Cook Computing

Poor Obfuscation Implementation

February 6, 2003 Written by Charles Cook

Andy Oliver, with Avik Sengupta, has written an article on Opening Microsoft File Formats to Java. Its the first article in a three-parter describing the POI project which is implementing Java code to access Microsoft Structured Storage files and the file formats that use Structured Storage, such as Excel and Word documents. What does POI stand for? According to the POI site:

POI stands for Poor Obfuscation Implementation. Why would we name our project such a derogatory name? Well, Microsoft's OLE 2 Compound Document Format is a poorly conceived thing. It is essentially an archive structured much like the old DOS FAT filesystem. Redmond chose, instead of using tar, gzip, zip or arc, to invent their own archive format that does not provide any standard encryption or compression, is not very appendable and is prone to fragmentation.

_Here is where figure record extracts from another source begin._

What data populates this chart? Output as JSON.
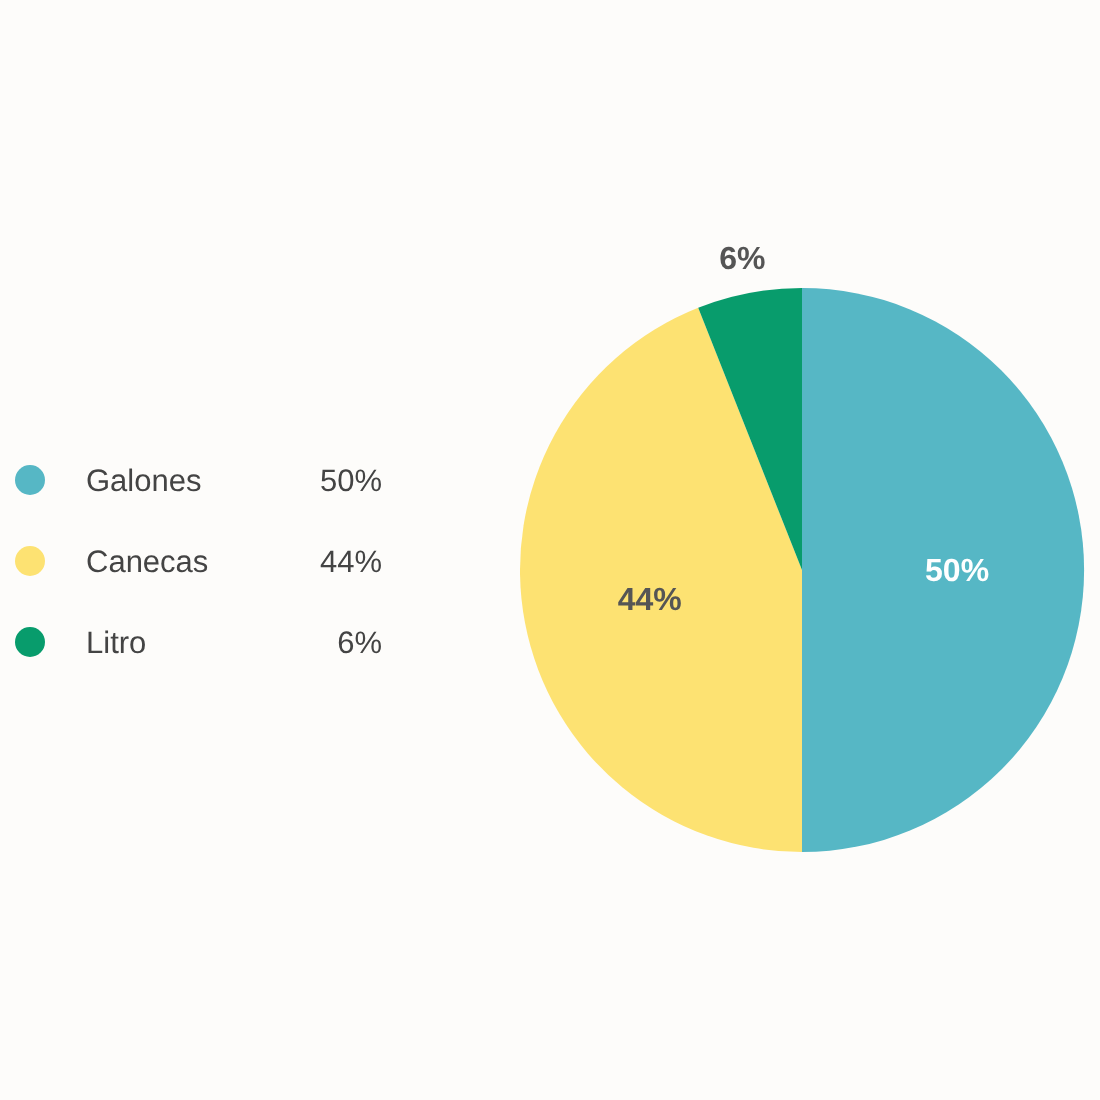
{
  "chart_data": {
    "type": "pie",
    "categories": [
      "Galones",
      "Canecas",
      "Litro"
    ],
    "values": [
      50,
      44,
      6
    ],
    "colors": [
      "#56b7c5",
      "#fde272",
      "#089c6c"
    ],
    "value_labels": [
      "50%",
      "44%",
      "6%"
    ],
    "legend": "left"
  }
}
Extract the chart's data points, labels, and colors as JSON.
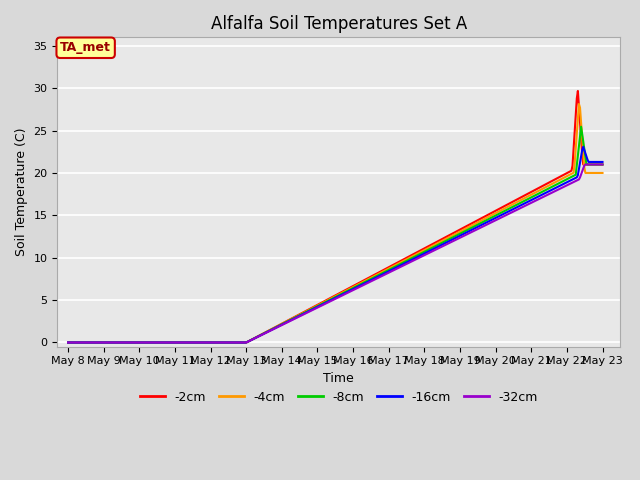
{
  "title": "Alfalfa Soil Temperatures Set A",
  "xlabel": "Time",
  "ylabel": "Soil Temperature (C)",
  "ylim": [
    -0.5,
    36
  ],
  "yticks": [
    0,
    5,
    10,
    15,
    20,
    25,
    30,
    35
  ],
  "x_labels": [
    "May 8",
    "May 9",
    "May 10",
    "May 11",
    "May 12",
    "May 13",
    "May 14",
    "May 15",
    "May 16",
    "May 17",
    "May 18",
    "May 19",
    "May 20",
    "May 21",
    "May 22",
    "May 23"
  ],
  "annotation_label": "TA_met",
  "annotation_bg": "#ffff99",
  "annotation_border": "#cc0000",
  "series_names": [
    "-2cm",
    "-4cm",
    "-8cm",
    "-16cm",
    "-32cm"
  ],
  "series_colors": [
    "#ff0000",
    "#ff9900",
    "#00cc00",
    "#0000ff",
    "#9900cc"
  ],
  "series_linewidth": 1.5,
  "fig_bg": "#d9d9d9",
  "plot_bg": "#e8e8e8",
  "grid_color": "#ffffff",
  "title_fontsize": 12,
  "label_fontsize": 9,
  "tick_fontsize": 8,
  "legend_fontsize": 9
}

I've toyed with .NET code accessing structured storage but I only got as far as implementing a Managed C++ wrapper for the relevant COM APIs. An implementation written purely in C# would have the advantage of being verifiable and so could be used in, say, Internet zone security senarios. Even so, in that situation you'd have to use Isolated Storage which provides its own hierachical directory/file structure anyway (I wonder if Isolated Storage is built on top of Structured Storage?). Another use would be accessing Structured Storage files on a Linux system with Mono. I can think of an application fairly close to home where that could be useful (which reminds me, don't ever think of using Structured Storage via remoted COM interfaces).

Maybe someone is already porting POI to .NET - it seems very popular to port Java APIs - but I'm not sure I would want to do it.